The standard technique for ascertaining the current through an inductor in a switching voltage regulator is known as DCR sensing which exploits the non-ideal DC resistance (DCR) of the inductor. The DCR of an inductor is specified at nominal conditions in the datasheet for off-the-shelf components, or may be calculated or measured in custom designs. With DCR sensing, a resistor-capacitor (RC) sense network is connected in parallel with the inductor and the voltage across the capacitor represents the voltage across the DCR, meaning the current through the inductor is related to the ratio of the capacitor voltage to DCR value. For a static, DC current through the load, the DC value across the capacitor is proportional to the DC current through the inductor and the DCR of the inductor. For dynamic currents, such as a changing current through the load or a ripple current through the inductor, the instantaneous value across the capacitor is proportional to the instantaneous current through the inductor if the time constant of the RC network matches that of the inductance and DCR of the inductor. However, inductance and DCR vary with temperature, meaning the current information is only accurate at the temperature where the time constants match.

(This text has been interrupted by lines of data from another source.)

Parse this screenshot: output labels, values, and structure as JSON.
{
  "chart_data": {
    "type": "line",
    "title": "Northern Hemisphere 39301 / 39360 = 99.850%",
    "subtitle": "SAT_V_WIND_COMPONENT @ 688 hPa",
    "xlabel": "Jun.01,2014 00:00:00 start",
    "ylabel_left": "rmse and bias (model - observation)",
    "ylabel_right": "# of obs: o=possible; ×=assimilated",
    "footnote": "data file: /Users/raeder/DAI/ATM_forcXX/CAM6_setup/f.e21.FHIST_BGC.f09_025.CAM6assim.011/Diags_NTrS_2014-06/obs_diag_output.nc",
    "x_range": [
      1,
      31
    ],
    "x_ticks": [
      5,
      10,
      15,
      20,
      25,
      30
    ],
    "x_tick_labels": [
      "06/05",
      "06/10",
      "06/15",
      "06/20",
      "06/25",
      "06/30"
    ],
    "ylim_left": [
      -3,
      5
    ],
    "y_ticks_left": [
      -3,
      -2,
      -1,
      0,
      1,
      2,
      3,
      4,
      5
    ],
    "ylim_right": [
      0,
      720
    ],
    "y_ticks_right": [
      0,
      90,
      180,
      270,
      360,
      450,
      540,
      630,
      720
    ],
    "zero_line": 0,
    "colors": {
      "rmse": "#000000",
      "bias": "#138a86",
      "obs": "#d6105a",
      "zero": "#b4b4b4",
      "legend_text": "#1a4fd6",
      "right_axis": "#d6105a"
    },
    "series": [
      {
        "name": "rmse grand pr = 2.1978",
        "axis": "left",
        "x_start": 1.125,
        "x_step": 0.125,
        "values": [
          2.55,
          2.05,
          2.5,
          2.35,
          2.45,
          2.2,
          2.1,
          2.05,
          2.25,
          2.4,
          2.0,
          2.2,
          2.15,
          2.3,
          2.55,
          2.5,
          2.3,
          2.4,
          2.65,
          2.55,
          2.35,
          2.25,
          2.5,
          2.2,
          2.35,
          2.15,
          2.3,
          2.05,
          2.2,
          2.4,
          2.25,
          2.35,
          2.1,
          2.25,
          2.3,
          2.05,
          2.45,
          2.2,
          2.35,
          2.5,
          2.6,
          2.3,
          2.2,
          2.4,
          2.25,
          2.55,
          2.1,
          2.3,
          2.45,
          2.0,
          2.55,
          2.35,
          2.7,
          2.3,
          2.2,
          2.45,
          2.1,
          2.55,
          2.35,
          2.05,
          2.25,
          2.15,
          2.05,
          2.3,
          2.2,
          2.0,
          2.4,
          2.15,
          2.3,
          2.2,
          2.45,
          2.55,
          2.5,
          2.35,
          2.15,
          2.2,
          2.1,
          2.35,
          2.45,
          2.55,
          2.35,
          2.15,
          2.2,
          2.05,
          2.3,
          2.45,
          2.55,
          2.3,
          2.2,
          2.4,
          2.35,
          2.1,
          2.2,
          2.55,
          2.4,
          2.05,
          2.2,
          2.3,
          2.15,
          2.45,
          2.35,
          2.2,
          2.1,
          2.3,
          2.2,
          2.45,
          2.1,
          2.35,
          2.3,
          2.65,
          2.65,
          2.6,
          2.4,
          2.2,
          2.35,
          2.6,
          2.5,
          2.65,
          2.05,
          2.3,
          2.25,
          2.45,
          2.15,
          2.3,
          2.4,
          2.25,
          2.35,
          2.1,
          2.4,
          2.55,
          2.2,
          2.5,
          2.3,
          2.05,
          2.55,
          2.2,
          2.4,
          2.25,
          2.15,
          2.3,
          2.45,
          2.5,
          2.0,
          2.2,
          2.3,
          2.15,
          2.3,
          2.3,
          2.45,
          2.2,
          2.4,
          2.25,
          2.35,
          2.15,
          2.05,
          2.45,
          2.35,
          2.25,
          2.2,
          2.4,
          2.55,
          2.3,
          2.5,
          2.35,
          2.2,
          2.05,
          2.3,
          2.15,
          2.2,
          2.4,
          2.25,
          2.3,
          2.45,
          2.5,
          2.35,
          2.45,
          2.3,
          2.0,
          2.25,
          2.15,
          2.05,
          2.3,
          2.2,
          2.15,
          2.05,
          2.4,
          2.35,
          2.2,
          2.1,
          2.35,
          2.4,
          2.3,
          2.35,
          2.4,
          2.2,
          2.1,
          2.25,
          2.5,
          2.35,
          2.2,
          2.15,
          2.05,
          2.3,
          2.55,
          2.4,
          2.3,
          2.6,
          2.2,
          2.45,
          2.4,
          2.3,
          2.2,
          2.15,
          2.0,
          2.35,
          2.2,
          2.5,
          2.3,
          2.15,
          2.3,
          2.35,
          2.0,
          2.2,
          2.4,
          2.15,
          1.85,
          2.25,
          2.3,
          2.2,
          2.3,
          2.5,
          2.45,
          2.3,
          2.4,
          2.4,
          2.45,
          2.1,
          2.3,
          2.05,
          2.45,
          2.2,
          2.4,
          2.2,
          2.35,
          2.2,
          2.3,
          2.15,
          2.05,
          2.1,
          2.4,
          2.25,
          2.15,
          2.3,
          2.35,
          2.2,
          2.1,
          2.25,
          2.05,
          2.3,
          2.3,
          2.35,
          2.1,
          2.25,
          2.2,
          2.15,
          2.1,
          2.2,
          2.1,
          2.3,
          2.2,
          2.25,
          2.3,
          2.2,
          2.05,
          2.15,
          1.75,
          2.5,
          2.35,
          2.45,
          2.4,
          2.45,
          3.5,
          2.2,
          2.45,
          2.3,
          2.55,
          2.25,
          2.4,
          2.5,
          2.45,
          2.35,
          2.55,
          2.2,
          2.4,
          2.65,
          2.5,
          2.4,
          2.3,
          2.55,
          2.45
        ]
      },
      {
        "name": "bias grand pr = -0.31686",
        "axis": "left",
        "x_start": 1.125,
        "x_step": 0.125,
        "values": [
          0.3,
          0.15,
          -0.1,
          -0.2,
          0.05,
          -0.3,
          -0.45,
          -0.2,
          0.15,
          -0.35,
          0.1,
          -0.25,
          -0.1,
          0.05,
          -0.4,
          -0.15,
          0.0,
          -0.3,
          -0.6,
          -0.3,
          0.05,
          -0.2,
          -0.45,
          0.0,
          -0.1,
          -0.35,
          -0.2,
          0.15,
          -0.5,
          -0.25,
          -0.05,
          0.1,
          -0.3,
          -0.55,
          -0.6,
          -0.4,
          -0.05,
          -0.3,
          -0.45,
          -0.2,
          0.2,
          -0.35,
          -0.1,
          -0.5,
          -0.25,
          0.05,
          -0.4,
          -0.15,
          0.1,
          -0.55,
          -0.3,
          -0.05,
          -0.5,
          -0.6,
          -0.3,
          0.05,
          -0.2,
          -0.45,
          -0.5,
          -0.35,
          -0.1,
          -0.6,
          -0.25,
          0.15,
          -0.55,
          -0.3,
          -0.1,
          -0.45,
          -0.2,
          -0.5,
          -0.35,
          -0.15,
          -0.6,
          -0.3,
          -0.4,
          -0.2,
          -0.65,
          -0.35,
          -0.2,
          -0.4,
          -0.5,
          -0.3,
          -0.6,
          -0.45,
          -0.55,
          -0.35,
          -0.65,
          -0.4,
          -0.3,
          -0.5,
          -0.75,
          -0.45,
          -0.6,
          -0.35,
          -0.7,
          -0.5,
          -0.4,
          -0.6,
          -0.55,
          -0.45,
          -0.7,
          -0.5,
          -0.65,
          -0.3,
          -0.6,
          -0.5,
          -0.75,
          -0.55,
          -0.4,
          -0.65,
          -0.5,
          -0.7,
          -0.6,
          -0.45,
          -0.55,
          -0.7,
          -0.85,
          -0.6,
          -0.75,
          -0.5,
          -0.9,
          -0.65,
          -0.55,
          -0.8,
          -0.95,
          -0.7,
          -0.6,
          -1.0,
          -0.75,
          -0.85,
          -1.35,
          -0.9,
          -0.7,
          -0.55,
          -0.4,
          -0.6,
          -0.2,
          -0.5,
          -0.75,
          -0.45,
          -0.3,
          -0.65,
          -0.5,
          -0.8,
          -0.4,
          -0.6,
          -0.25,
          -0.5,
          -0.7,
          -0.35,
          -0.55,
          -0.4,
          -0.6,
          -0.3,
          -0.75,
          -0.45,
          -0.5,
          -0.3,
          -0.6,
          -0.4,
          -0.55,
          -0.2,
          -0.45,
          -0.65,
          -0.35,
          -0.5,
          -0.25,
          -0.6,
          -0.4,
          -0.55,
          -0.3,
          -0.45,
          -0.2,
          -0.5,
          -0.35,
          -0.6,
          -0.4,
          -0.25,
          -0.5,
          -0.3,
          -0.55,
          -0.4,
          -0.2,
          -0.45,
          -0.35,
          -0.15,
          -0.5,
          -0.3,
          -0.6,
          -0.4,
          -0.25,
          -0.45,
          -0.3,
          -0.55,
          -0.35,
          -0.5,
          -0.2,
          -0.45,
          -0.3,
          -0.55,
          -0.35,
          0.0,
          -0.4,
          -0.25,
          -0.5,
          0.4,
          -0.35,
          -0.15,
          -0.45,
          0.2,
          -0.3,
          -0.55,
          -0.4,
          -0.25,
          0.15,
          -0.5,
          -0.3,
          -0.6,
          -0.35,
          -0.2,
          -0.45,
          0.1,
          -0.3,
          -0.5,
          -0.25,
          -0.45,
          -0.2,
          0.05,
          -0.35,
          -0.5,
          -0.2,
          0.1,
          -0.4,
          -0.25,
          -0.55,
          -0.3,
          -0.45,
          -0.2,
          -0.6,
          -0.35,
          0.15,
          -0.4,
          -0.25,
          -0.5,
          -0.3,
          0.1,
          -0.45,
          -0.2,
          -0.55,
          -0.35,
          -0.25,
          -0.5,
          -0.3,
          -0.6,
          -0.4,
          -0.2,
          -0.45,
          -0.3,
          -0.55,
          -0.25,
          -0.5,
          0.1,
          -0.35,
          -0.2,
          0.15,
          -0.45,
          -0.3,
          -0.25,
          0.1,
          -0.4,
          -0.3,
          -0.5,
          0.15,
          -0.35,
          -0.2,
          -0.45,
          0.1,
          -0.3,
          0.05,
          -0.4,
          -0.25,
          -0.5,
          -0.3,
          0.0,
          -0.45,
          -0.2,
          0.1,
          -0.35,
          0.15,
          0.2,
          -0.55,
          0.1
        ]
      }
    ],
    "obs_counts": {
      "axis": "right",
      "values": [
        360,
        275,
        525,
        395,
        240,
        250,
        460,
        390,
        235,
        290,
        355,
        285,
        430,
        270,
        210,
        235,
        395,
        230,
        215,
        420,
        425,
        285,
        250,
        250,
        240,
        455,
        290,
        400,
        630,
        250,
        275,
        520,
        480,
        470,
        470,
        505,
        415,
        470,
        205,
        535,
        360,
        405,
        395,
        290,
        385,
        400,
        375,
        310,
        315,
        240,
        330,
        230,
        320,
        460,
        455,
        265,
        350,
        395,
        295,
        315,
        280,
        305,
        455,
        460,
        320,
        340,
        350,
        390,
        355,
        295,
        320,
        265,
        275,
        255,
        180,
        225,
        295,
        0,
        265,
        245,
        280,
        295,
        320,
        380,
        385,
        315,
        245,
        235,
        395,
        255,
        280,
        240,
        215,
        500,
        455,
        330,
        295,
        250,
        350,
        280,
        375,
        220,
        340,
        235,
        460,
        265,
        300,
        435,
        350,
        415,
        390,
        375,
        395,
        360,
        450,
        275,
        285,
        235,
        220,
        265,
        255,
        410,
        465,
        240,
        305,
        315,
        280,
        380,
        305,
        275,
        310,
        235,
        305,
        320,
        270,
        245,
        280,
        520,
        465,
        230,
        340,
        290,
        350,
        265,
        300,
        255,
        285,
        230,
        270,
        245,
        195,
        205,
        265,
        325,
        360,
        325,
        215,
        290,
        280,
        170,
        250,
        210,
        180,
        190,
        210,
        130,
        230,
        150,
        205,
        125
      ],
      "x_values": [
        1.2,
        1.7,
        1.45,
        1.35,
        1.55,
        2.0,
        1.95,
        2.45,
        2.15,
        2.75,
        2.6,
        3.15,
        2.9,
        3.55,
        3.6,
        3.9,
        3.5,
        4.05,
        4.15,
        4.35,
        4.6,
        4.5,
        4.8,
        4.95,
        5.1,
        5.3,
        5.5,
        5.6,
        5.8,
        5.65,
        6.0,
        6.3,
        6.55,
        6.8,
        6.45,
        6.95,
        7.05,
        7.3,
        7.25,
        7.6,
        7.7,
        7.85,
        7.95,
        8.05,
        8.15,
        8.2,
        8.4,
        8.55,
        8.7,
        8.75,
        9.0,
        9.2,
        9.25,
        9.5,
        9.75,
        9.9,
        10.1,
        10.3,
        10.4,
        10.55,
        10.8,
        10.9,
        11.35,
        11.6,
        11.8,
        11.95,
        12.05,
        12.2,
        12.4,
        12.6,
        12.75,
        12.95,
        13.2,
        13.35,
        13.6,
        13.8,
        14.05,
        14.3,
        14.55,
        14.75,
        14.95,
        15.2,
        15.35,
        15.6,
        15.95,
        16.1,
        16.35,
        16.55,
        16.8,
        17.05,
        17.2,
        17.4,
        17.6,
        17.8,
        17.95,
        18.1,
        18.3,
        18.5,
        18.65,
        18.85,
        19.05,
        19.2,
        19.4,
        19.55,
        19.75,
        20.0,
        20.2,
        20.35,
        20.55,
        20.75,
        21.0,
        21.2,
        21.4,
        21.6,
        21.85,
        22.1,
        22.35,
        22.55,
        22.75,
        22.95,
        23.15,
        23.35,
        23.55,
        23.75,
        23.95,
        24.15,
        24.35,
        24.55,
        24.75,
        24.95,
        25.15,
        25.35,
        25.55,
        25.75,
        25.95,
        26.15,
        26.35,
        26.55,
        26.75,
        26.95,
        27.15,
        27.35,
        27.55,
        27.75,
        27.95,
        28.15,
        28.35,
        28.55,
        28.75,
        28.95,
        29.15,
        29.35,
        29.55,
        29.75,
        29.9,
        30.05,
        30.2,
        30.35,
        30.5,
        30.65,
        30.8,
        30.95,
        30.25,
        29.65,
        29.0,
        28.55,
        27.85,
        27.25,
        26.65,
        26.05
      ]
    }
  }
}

Many conventional switching voltage regulators use a negative temperature coefficient thermistor (NTC) network to augment the DCR measurement. The NTC network for DCR compensation typically is separate from the NTC network for over temperature protection (OTP), increasing overall system cost, component count and signal routing complexity. In addition, the temperature compensation NTC network does not contain useful information. Instead, the temperature compensation NTC network is a manually tuned unintelligent network. As a result, the network is specific to the platform on which it is used. Changing design parameters with thermal implications (e.g. board layer count, air flow, components with lower efficiency, etc.) require a hardware change to re-tune the NTC network. Also, component tolerances of the NTC network introduce additional error in the current measurement and the NTC technique for DCR compensation is only viable for DC measurements. As such, the dynamic or AC value of current is uncompensated.